Architecture Designed for Removal
The mark of a well-built agent system is how easily it can be dismantled.
Every system in the history of software engineering was designed to last. You build frameworks, abstractions, and infrastructure with the assumption that they’ll be load-bearing for years. Durability is the default virtue.
AI agent architecture inverts this completely. The best architecture you can build today is architecture that becomes unnecessary tomorrow.
This is genuinely counterintuitive. We’re trained to think of good engineering as building things that endure. But when the underlying capability - the model - improves on a quarterly cadence, the scaffolding you build around it has a shelf life measured in months, not years.
The History of Permanent Systems
Think about every major system architecture of the last few decades:
- Microservices were designed to be the permanent decomposition of your monolith
- Kubernetes was designed to be the permanent orchestration layer
- REST APIs were designed to be the permanent interface contract
- Database schemas were designed to be the permanent data model
Each of these assumes stability. You invest heavily upfront because the architecture will pay dividends over a long lifespan. Removing them is a crisis, not a plan.
What’s Different About AI
With AI agents, the scaffolding you build today compensates for specific model limitations that may not exist in six months.

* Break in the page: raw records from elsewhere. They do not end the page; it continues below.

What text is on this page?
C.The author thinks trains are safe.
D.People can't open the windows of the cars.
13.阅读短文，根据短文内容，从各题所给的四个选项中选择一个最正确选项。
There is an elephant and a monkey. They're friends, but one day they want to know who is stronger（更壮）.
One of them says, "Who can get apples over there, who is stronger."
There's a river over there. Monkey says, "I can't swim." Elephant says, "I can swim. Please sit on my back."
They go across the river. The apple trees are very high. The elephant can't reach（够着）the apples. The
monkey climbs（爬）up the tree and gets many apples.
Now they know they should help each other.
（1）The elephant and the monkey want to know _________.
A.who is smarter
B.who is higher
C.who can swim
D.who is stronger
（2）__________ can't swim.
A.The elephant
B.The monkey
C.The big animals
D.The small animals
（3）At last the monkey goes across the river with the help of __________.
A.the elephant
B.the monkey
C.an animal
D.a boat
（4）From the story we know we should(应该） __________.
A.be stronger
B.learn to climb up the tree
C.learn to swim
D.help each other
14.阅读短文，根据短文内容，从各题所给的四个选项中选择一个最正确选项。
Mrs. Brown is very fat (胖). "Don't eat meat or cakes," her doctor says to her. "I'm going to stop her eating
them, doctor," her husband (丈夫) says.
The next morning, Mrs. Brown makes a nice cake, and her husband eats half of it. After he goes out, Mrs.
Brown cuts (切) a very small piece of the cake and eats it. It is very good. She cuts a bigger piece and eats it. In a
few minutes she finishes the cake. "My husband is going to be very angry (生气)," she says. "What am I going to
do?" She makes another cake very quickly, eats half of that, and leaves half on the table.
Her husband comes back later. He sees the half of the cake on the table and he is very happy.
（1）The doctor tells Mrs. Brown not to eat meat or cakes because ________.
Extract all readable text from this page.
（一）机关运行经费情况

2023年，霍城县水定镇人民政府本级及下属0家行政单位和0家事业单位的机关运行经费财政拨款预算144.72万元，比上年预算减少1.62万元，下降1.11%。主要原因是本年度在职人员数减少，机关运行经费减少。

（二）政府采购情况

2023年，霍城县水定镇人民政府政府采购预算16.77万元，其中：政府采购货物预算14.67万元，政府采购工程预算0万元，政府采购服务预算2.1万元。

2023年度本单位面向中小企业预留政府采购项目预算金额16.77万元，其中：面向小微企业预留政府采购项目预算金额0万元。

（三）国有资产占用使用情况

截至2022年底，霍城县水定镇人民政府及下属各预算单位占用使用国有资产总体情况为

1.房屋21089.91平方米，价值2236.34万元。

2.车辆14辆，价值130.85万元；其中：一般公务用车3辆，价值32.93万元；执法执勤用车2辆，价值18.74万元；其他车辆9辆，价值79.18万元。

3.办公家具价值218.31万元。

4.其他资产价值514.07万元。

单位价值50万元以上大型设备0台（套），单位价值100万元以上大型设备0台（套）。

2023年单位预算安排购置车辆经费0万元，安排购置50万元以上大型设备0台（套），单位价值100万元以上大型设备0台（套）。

I wrote about this earlier as the Scaffolding Trap - teams build elaborate state machines, rigid prompt chains, and heavy guardrails to compensate for what models can’t do yet. The result benchmarks well. It also doesn’t think.
But the deeper architectural insight goes beyond avoiding over-scaffolding. It’s that the goal of good agent architecture is to make itself removable.
- The prompt chain you built because the model couldn’t hold context across a long investigation? That should dissolve when context windows grow.
- The hardcoded decision tree that routes alerts to specialized sub-agents? That should become optional when a single model can reason across the full problem space.
- The guardrails that prevent the model from taking certain actions? Some should relax as the model’s judgment improves. Others stay - but you should know which is which.
Designing for Disappearance
This requires a different engineering mindset:
- Every piece of scaffolding needs a removal condition. Not “we’ll refactor someday” - an explicit statement of what model capability would make this component unnecessary.
- Loose coupling isn’t just about services - it’s about intelligence levels. Your architecture should work at today’s model capability but degrade gracefully upward as models improve. Most systems degrade downward. Agent systems need to upgrade without rewrites.
- Configuration over code for capability boundaries. The line between “model handles this” and “scaffolding handles this” should be a dial, not a rewrite. At Simbian, we’ve been calling this “autonomy-agnostic” design - the ability to increase or decrease the model’s autonomy without changing the system architecture.
- Measure scaffolding debt. Just as we track technical debt, track scaffolding debt - code that exists purely to compensate for current model limitations. This debt automatically pays itself down as models improve, but only if you’ve designed for removal.
The Paradox
The paradox of AI agent architecture is that the mark of a well-built system is how easily it can be dismantled.
In traditional engineering, a system that’s easy to remove is a system that was never important. In agent engineering, a system that’s hard to remove is a system that’s becoming a liability - because it’s locking you into yesterday’s model limitations.
The best code you write today is code that becomes unnecessary tomorrow. That’s not a failure of engineering. That’s the point.